No Sudeste, há uma rixa quase amigável entre paulistanos e cariocas que gira em torno de qual cidade seria melhor, qual culinária seria melhor, qual música seria melhor. Acho característico que o funk de São Paulo tenha despontado, na última década, em torno da ideia de ostentação, um reflexo do ambiente competitivo do centro monetário do país. Quando olhamos para o funk do Rio de Janeiro, entretanto, os temas são outros — desde os seus primórdios. Em “Rap da Felicidade” (lançado há 30 anos!), Cidinho e Doca expressavam uma vontade cotidiana: “Eu só quero é ser feliz/
Andar tranquilamente na favela onde eu nasci”. Todo brasileiro, em algum momento, já ouviu esse refrão. E todo brasileiro sabe o porquê desse pedido.

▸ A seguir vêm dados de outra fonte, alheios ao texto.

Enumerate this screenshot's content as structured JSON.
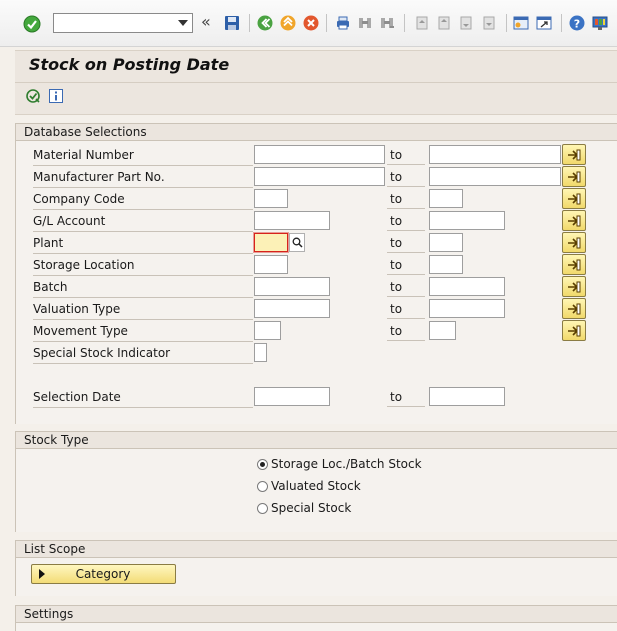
{
  "toolbar": {
    "command_field": {
      "value": "",
      "placeholder": ""
    },
    "icons": [
      "enter-icon",
      "save-icon",
      "back-icon",
      "exit-icon",
      "cancel-icon",
      "print-icon",
      "find-icon",
      "find-next-icon",
      "first-page-icon",
      "previous-page-icon",
      "next-page-icon",
      "last-page-icon",
      "create-session-icon",
      "shortcut-icon",
      "help-icon",
      "customize-layout-icon"
    ]
  },
  "title": "Stock on Posting Date",
  "app_toolbar": {
    "icons": [
      "execute-icon",
      "info-icon"
    ]
  },
  "database_selections": {
    "header": "Database Selections",
    "to_label": "to",
    "rows": [
      {
        "label": "Material Number",
        "from": "",
        "to": ""
      },
      {
        "label": "Manufacturer Part No.",
        "from": "",
        "to": ""
      },
      {
        "label": "Company Code",
        "from": "",
        "to": ""
      },
      {
        "label": "G/L Account",
        "from": "",
        "to": ""
      },
      {
        "label": "Plant",
        "from": "",
        "to": ""
      },
      {
        "label": "Storage Location",
        "from": "",
        "to": ""
      },
      {
        "label": "Batch",
        "from": "",
        "to": ""
      },
      {
        "label": "Valuation Type",
        "from": "",
        "to": ""
      },
      {
        "label": "Movement Type",
        "from": "",
        "to": ""
      },
      {
        "label": "Special Stock Indicator",
        "value": ""
      },
      {
        "label": "Selection Date",
        "from": "",
        "to": ""
      }
    ]
  },
  "stock_type": {
    "header": "Stock Type",
    "options": [
      {
        "label": "Storage Loc./Batch Stock",
        "selected": true
      },
      {
        "label": "Valuated Stock",
        "selected": false
      },
      {
        "label": "Special Stock",
        "selected": false
      }
    ]
  },
  "list_scope": {
    "header": "List Scope",
    "button_label": "Category"
  },
  "settings": {
    "header": "Settings"
  },
  "colors": {
    "button_yellow": "#f3dc77",
    "focus_red": "#d7231b",
    "enter_green": "#3aa23a"
  }
}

São 30 anos do funk pedindo paz. Nesta semana, como recebem há 460 anos, os cidadãos e cidadãs do Rio de Janeiro receberam guerra. Mais de 120 pessoas morreram, entre traficantes, policiais e inocentes. Depois de 120 mortes, o Rio de Janeiro não está mais seguro. A cidade não está mais limpa, nem mais tranquila. Lembro de uma frase que ouvi há um tempo: “as drogas nunca perderam a guerra às drogas”. 120 mortes depois, nada mudou — a não ser a vida de milhares de pessoas que tiveram um dia aterrorizante, de milhares de famílias que se preocuparam com amigos e parentes que lá moram, de centenas de pessoas que perderam amigos, vizinhos, familiares para uma guerra empreendida por capricho pessoal.

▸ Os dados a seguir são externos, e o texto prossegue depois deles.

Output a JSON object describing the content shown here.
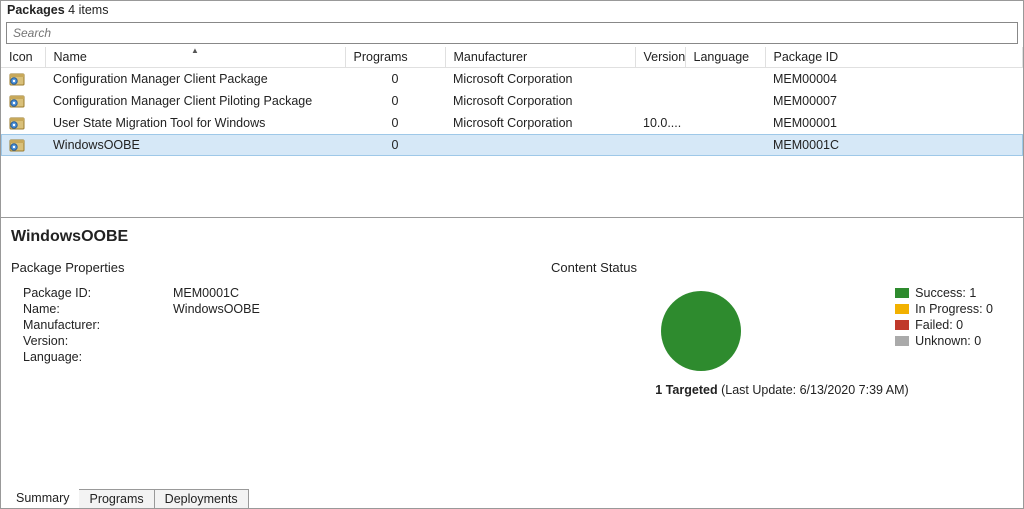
{
  "header": {
    "title": "Packages",
    "count_label": "4 items"
  },
  "search": {
    "placeholder": "Search"
  },
  "columns": {
    "icon": "Icon",
    "name": "Name",
    "programs": "Programs",
    "manufacturer": "Manufacturer",
    "version": "Version",
    "language": "Language",
    "package_id": "Package ID"
  },
  "rows": [
    {
      "name": "Configuration Manager Client Package",
      "programs": "0",
      "manufacturer": "Microsoft Corporation",
      "version": "",
      "language": "",
      "package_id": "MEM00004",
      "selected": false
    },
    {
      "name": "Configuration Manager Client Piloting Package",
      "programs": "0",
      "manufacturer": "Microsoft Corporation",
      "version": "",
      "language": "",
      "package_id": "MEM00007",
      "selected": false
    },
    {
      "name": "User State Migration Tool for Windows",
      "programs": "0",
      "manufacturer": "Microsoft Corporation",
      "version": "10.0....",
      "language": "",
      "package_id": "MEM00001",
      "selected": false
    },
    {
      "name": "WindowsOOBE",
      "programs": "0",
      "manufacturer": "",
      "version": "",
      "language": "",
      "package_id": "MEM0001C",
      "selected": true
    }
  ],
  "detail": {
    "title": "WindowsOOBE",
    "properties_heading": "Package Properties",
    "props": {
      "package_id_label": "Package ID:",
      "package_id": "MEM0001C",
      "name_label": "Name:",
      "name": "WindowsOOBE",
      "manufacturer_label": "Manufacturer:",
      "manufacturer": "",
      "version_label": "Version:",
      "version": "",
      "language_label": "Language:",
      "language": ""
    },
    "content_status_heading": "Content Status",
    "status": {
      "success_label": "Success: 1",
      "inprogress_label": "In Progress: 0",
      "failed_label": "Failed: 0",
      "unknown_label": "Unknown: 0",
      "targeted_count": "1 Targeted",
      "targeted_update": "(Last Update: 6/13/2020 7:39 AM)"
    }
  },
  "tabs": {
    "summary": "Summary",
    "programs": "Programs",
    "deployments": "Deployments"
  },
  "chart_data": {
    "type": "pie",
    "title": "Content Status",
    "series": [
      {
        "name": "Success",
        "value": 1,
        "color": "#2e8b2e"
      },
      {
        "name": "In Progress",
        "value": 0,
        "color": "#f2b100"
      },
      {
        "name": "Failed",
        "value": 0,
        "color": "#c0392b"
      },
      {
        "name": "Unknown",
        "value": 0,
        "color": "#aaaaaa"
      }
    ]
  }
}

O governador Cláudio Castro (PL), mandante da megaoperação, concorreu ao cargo e ganhou baseado em um discurso bélico, que reflete em grande parte um apelo da direita ao masculinismo — também conhecido como grupo da machonaria. Não é novidade o apelo à violência policial para ganhar voto no estado, uma vez que a segurança pública é tema de maior interesse da população (vide o Rap supracitado). Mas, olhando para o horror que começou na terça-feira, 28 de outubro, parece que o governador agiu apenas para satisfazer seus caprichos e ganhar popularidade naqueles grupos que votam com sangue nas mãos. Em agosto deste ano, 41% da população desaprovava seu governo, enquanto 43% aprovava (Pesquisa Quaest). Esse número, bastante equilibrado, não é o único que devemos olhar. Em pesquisas sobre a eleição para governador em 2026, seus prováveis candidatos aparecem a uma distância bastante significativa do primeiro colocado, Eduardo Paes (PSD), atual prefeito do Rio de Janeiro (Pesquisa Real Time Big Data).

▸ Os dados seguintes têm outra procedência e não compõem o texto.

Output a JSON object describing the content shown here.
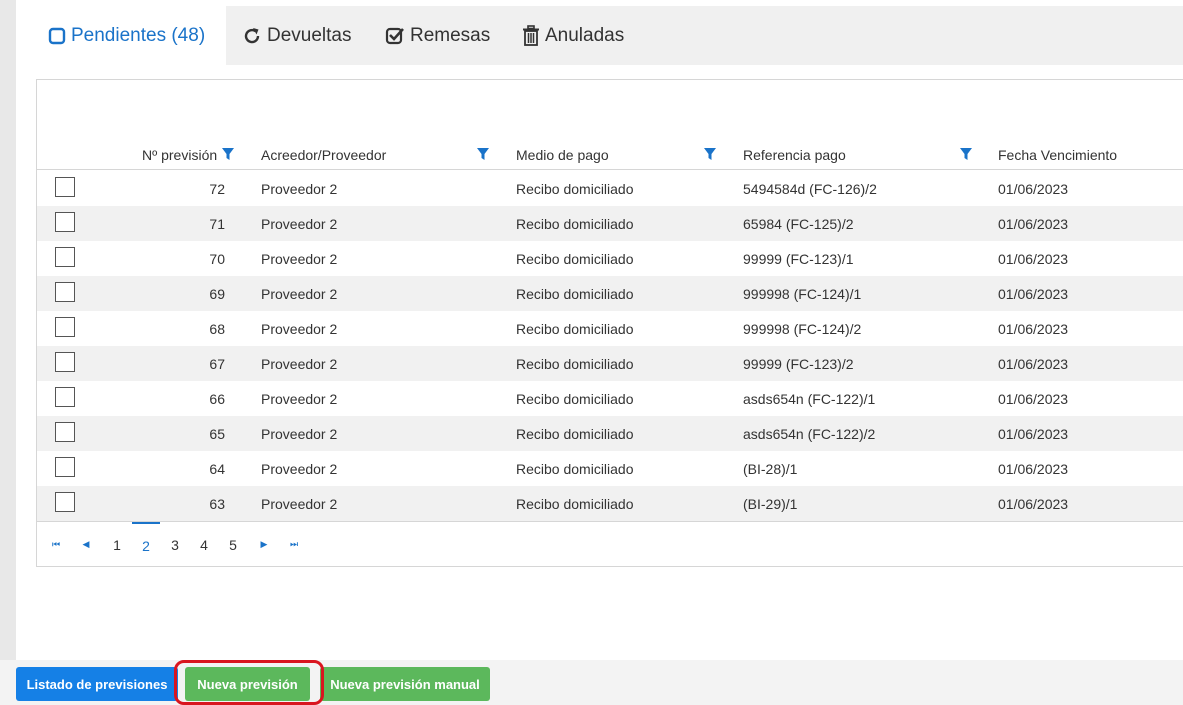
{
  "tabs": [
    {
      "label": "Pendientes (48)",
      "icon": "square-outline-icon",
      "active": true
    },
    {
      "label": "Devueltas",
      "icon": "refresh-icon",
      "active": false
    },
    {
      "label": "Remesas",
      "icon": "checkbox-checked-icon",
      "active": false
    },
    {
      "label": "Anuladas",
      "icon": "trash-icon",
      "active": false
    }
  ],
  "grid": {
    "columns": [
      "Nº previsión",
      "Acreedor/Proveedor",
      "Medio de pago",
      "Referencia pago",
      "Fecha Vencimiento"
    ],
    "rows": [
      {
        "num": "72",
        "acreedor": "Proveedor 2",
        "medio": "Recibo domiciliado",
        "referencia": "5494584d (FC-126)/2",
        "fecha": "01/06/2023"
      },
      {
        "num": "71",
        "acreedor": "Proveedor 2",
        "medio": "Recibo domiciliado",
        "referencia": "65984 (FC-125)/2",
        "fecha": "01/06/2023"
      },
      {
        "num": "70",
        "acreedor": "Proveedor 2",
        "medio": "Recibo domiciliado",
        "referencia": "99999 (FC-123)/1",
        "fecha": "01/06/2023"
      },
      {
        "num": "69",
        "acreedor": "Proveedor 2",
        "medio": "Recibo domiciliado",
        "referencia": "999998 (FC-124)/1",
        "fecha": "01/06/2023"
      },
      {
        "num": "68",
        "acreedor": "Proveedor 2",
        "medio": "Recibo domiciliado",
        "referencia": "999998 (FC-124)/2",
        "fecha": "01/06/2023"
      },
      {
        "num": "67",
        "acreedor": "Proveedor 2",
        "medio": "Recibo domiciliado",
        "referencia": "99999 (FC-123)/2",
        "fecha": "01/06/2023"
      },
      {
        "num": "66",
        "acreedor": "Proveedor 2",
        "medio": "Recibo domiciliado",
        "referencia": "asds654n (FC-122)/1",
        "fecha": "01/06/2023"
      },
      {
        "num": "65",
        "acreedor": "Proveedor 2",
        "medio": "Recibo domiciliado",
        "referencia": "asds654n (FC-122)/2",
        "fecha": "01/06/2023"
      },
      {
        "num": "64",
        "acreedor": "Proveedor 2",
        "medio": "Recibo domiciliado",
        "referencia": "(BI-28)/1",
        "fecha": "01/06/2023"
      },
      {
        "num": "63",
        "acreedor": "Proveedor 2",
        "medio": "Recibo domiciliado",
        "referencia": "(BI-29)/1",
        "fecha": "01/06/2023"
      }
    ]
  },
  "pager": {
    "first": "⏮",
    "prev": "◀",
    "next": "▶",
    "last": "⏭",
    "pages": [
      "1",
      "2",
      "3",
      "4",
      "5"
    ],
    "current": "2"
  },
  "footer": {
    "listado_label": "Listado de previsiones",
    "nueva_label": "Nueva previsión",
    "manual_label": "Nueva previsión manual"
  },
  "colors": {
    "accent": "#1a73c9",
    "blue_button": "#1580e6",
    "green_button": "#5cb85c",
    "highlight": "#d9151f"
  }
}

Outro forte indício de que, mais do que a segurança da população, Castro parece querer a popularidade baseada no terror é a sua suposta ligação direta com o deputado estadual Thiego Raimundo dos Santos Silva (MDB), conhecido como TH Joias, que foi preso em setembro em uma investigação sobre lavagem de dinheiro, corrupção, tráfico e negociação de armas com o Comando Vermelho. O jornalista Guga Noblat, recentemente, divulgou fotos em que Castro e TH Joias aparecem juntos, sorrindo, lado a lado. A megaoperação de Castro seria uma tentativa de atacar a organização à qual seu amigo supostamente é ligado? Ou seria mais um modo de criar uma narrativa de guerra cuja única solução está no voto em seus aliados?
Em momentos como este, é bom lembrar que no Brasil não há pena de morte. As mais de 120 pessoas assassinadas não passaram por julgamento adequado. Não tiveram seus direitos respeitados. Tiveram suas vidas retiradas em uma guerra que, via de regra, não lhes cabe — até porque o lucro dela vai para bolsos que estão em segurança plena. O Rio de Janeiro amanheceu um Rio de sangue, com cidadãos carregando corpos para fora das favelas e dos complexos, para que sejam, antes de velados, reconhecidos. Para que os mais de 120 assassinados tenham nome. A história da cidade maravilhosa é marcada por violações de direitos, violência estatal e contraestatal, por bandidagem. Por outro lado, como lembra Luiz Antonio Simas, também é uma história marcada por resistências, batuques e cantos.
Hoje, toca no Rio uma marcha fúnebre, resultado de uma ação orquestrada por um governador inapto. Hoje, ecoam pelas ruas e vielas o Rap da Felicidade: as pessoas só querem andar tranquilamente. Hoje, o Rio chora — e nada parece indicar que depois desta tempestade haverá bonança.